Review Article2022 May 24;S0953-6205(22)00171-6.

JOURNAL:Eur J Intern Med. Article Link

Evolving concepts in the management of antithrombotic therapy in patients undergoing transcatheter aortic valve implantation

DJ van Ginkel, WL Bor, E Fabris et al. Keywords: TAVI; antithrombotic therapy; DAPT; anticoagulation; aortic stenosis; valve disease

ABSTRACT

Thromboembolic and bleeding complications negatively impact recovery and survival after transcatheter aortic valve implantation (TAVI). Particularly, there is a considerable risk of ischaemic stroke and vascular access related bleeding, as well as spontaneous gastro-intestinal bleeding. Therefore, benefit and harm of antithrombotic therapy should be carefully balanced. This review summarizes current evidence on peri- and post-procedural antithrombotic treatment. Indeed, in recent years, the management of antithrombotic therapy after TAVI has evolved from intensive, expert opinion-based strategies, towards a deescalated, evidence-based approach. Besides per procedural administration of unfractionated heparin, this encompasses single antiplatelet therapy in patients without a concomitant indication for oral anticoagulation (OAC); and OAC monotherapy in patients with such indication, mainly being atrial fibrillation. Combination therapy should generally be avoided to reduce bleeding risk, except after recent coronary stenting where a period of dual antiplatelet therapy (aspirin plus P2Y12-inhibitor) or P2Y12-inhibitor plus OAC (in patients with an independent indication for OAC) is recommended to prevent stent thrombosis.

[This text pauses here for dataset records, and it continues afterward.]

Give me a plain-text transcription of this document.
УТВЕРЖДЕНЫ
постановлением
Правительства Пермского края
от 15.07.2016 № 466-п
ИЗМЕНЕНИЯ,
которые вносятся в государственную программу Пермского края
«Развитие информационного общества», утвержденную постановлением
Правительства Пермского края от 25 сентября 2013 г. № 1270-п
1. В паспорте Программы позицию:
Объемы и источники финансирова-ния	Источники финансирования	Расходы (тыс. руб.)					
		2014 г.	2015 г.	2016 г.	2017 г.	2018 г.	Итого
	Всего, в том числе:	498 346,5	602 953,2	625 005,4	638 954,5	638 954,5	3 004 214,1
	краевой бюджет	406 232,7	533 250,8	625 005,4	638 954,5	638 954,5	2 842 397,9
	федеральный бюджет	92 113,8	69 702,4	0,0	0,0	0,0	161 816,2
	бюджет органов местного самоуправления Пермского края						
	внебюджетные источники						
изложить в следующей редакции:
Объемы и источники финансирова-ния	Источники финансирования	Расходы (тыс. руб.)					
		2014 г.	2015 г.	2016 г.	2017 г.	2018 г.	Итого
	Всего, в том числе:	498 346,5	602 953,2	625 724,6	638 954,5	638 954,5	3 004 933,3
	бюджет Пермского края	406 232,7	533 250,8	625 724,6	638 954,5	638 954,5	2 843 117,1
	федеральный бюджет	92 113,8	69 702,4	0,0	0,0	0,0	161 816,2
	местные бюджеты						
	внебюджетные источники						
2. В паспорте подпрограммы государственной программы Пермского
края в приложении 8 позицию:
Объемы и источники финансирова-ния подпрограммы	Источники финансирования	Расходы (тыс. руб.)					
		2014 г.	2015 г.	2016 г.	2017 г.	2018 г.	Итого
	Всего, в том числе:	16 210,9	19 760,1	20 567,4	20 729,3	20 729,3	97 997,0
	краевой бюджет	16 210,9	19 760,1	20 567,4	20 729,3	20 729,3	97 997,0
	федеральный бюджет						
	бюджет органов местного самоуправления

This new paradigm in which reduced antithrombotic intensity leads to improved patient safety, without a loss of efficacy, may be particularly suitable for elderly and fragile patients. Whether this holds in upcoming populations of younger and lower-risk patients and in specific populations as patients with subclinical valve thrombosis, is yet to be proven. Finally, whether less intensive or alternative approaches should be also applied for the periprocedural management of the antithrombotic therapy, has to be determined by ongoing and future studies.